With a lot of help and encouragement I wrote about some of the civil rights events that were going on at the time.  What I realized was that writing it down and sharing it helped me release some of the anxiety I was feeling.

True Expression

Over the years I continued to write – diaries, journals, short stories and even the beginning of what I thought might turn into a book someday.  I didn’t want to share any of that, those were my deepest thoughts and feelings.

Writing gave me the confidence to express my true self without worrying about criticism or praise.  I was able to let my feelings flow from the pen to the paper and it always felt like a relief to let it out.

Over time, I found that writing had become my pleasure as well as my personal therapy.  Everything I was feeling – happy or sad, went on the page.  Sometimes it was just a scribbled note while I was sitting at the doctor’s office.  Anything to just get it out of my head.

Do it for yourself

As I began to share some of my writing with my family and friends, I received a mixed response.  Some offered support and others were very critical.  Neither felt satisfying.  Going through that made me think about why I was really doing this.  Did I want acceptance and acknowledgement or did I just want the outlet? 

Like anything else, I needed to try some things on to see what felt right.  For me, writing was a very personal expression and I learned that if I would just do what made me happy, that was all I needed.

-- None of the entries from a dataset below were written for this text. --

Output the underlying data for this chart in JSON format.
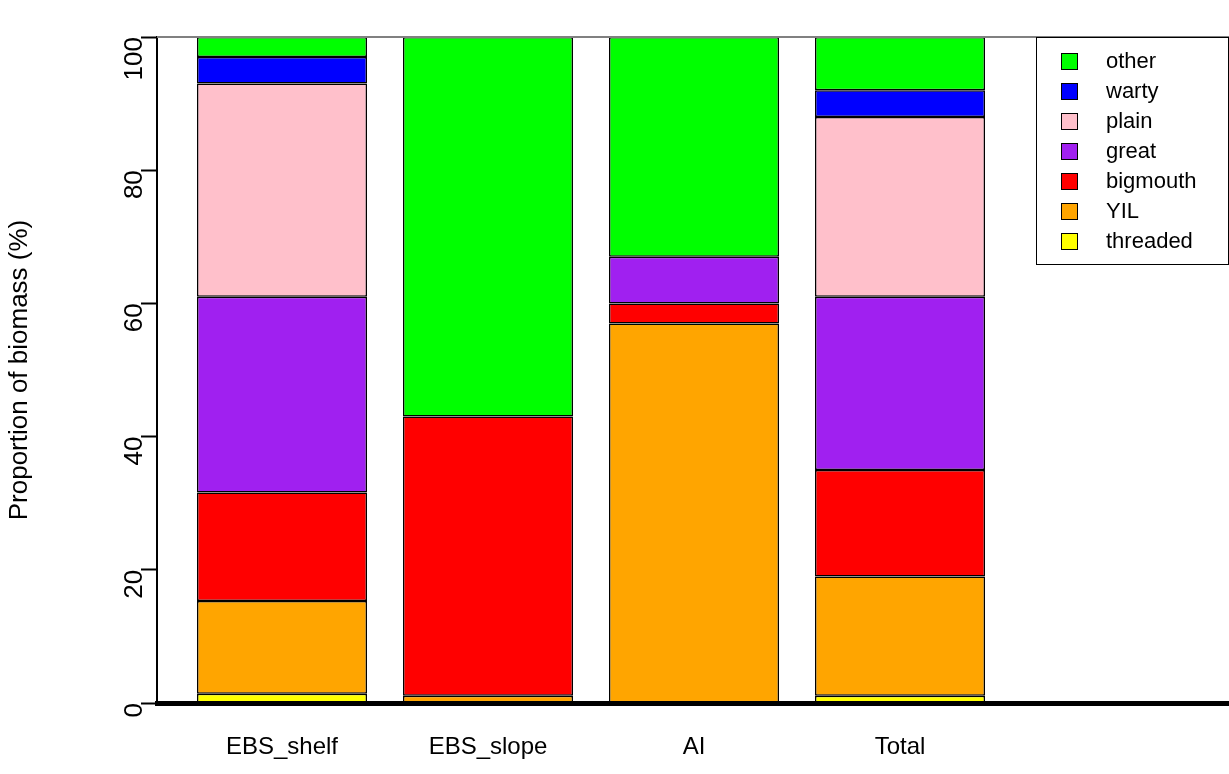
{
  "chart_data": {
    "type": "bar",
    "stacked": true,
    "ylabel": "Proportion of biomass (%)",
    "categories": [
      "EBS_shelf",
      "EBS_slope",
      "AI",
      "Total"
    ],
    "series": [
      {
        "name": "threaded",
        "color": "#ffff00",
        "values": [
          1.4,
          0,
          0,
          1.1
        ]
      },
      {
        "name": "YIL",
        "color": "#ffa500",
        "values": [
          13.9,
          1.1,
          57,
          17.9
        ]
      },
      {
        "name": "bigmouth",
        "color": "#ff0000",
        "values": [
          16.3,
          41.9,
          3,
          16
        ]
      },
      {
        "name": "great",
        "color": "#a020f0",
        "values": [
          29.4,
          0,
          7,
          26
        ]
      },
      {
        "name": "plain",
        "color": "#ffc0cb",
        "values": [
          32,
          0,
          0,
          27
        ]
      },
      {
        "name": "warty",
        "color": "#0000ff",
        "values": [
          4,
          0,
          0,
          4
        ]
      },
      {
        "name": "other",
        "color": "#00ff00",
        "values": [
          3,
          57,
          33,
          8
        ]
      }
    ],
    "ylim": [
      0,
      100
    ],
    "yticks": [
      0,
      20,
      40,
      60,
      80,
      100
    ],
    "ref_lines": [
      {
        "axis": "y",
        "value": 100,
        "color": "#808080"
      }
    ],
    "grid": false,
    "legend": "top right"
  }
}
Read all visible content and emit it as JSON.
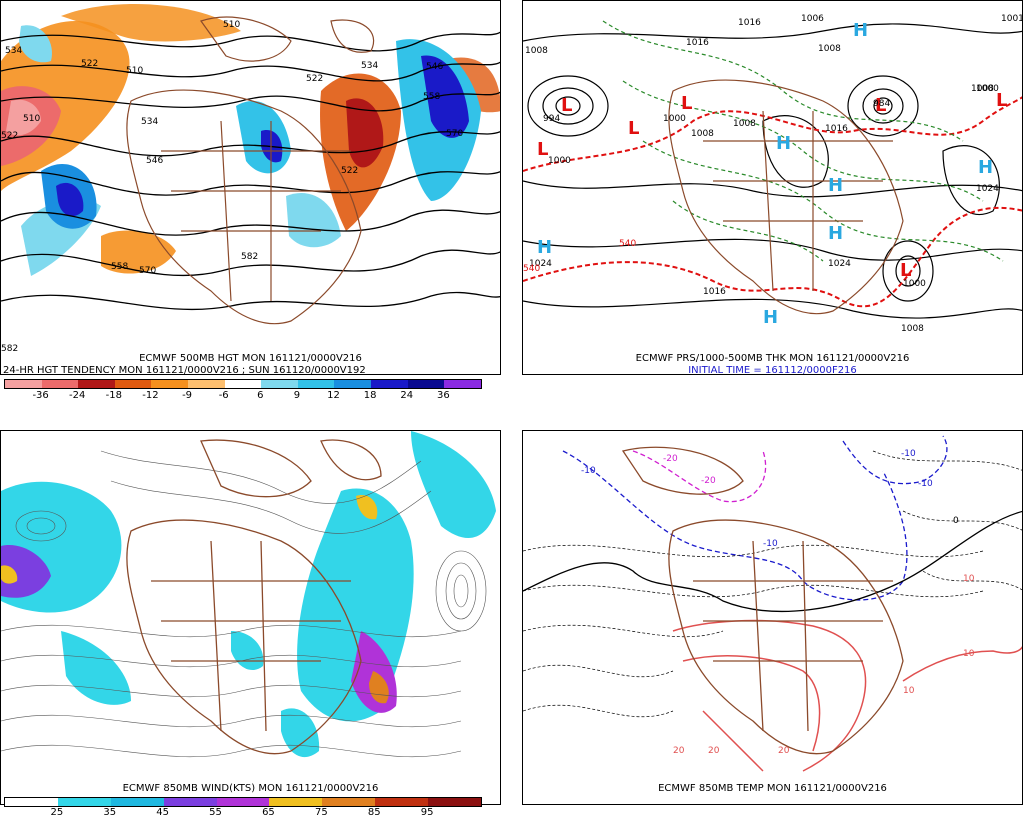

I didn’t want to write for a living, or be a famous novelist – I just wanted to write whatever I wanted, whenever I wanted.

Start Small

Ten years ago, my daughter suggested that I start a blog.  It sounded interesting but I had a lot of apprehension about sharing anything publicly on the internet.

I was such a private person that I wasn’t even using social media yet.  After giving it some thought, I decided to dip my toes in to see what it felt like.

Blogger offered a free, easy way to get started, so I decided to give it a try.  If I didn’t like it, I could just stop and take the blog down.

At first, I published very short, generic thoughts and comments.  I had always written long-hand so I was pleasantly surprised at how much I liked this new electronic format. 

I liked that I could see what posts people were reading and where they were from.  It fascinated me that I could connect with people all over the world through my simple blog.

New Avenues

As I became more comfortable with this new medium, I explored some of the avenues that were available.  I could write reviews of products and services, articles for magazines, even eBooks if I wanted to.  The internet provided so many resources, the options were endless.   

Then I saw a post asking for guest bloggers with Sixty and Me.  I wondered if this was something I could do.  It was an opportunity for me to write about issues that mattered to me and share it with a community of people my own age.

I appreciated the different topics and viewpoints on the website and decided this was something I wanted to do.  That was 6 years ago and it has been such a wonderful experience. 

Have Fun

What was important to me was to continue to stay true to myself.  I found my voice in the world and now it’s all about enjoying the journey.
Do you like to write?  What is your favorite medium?  Do you want to be published or are you happy just doing it for yourself?  Share your stories and join the conversation.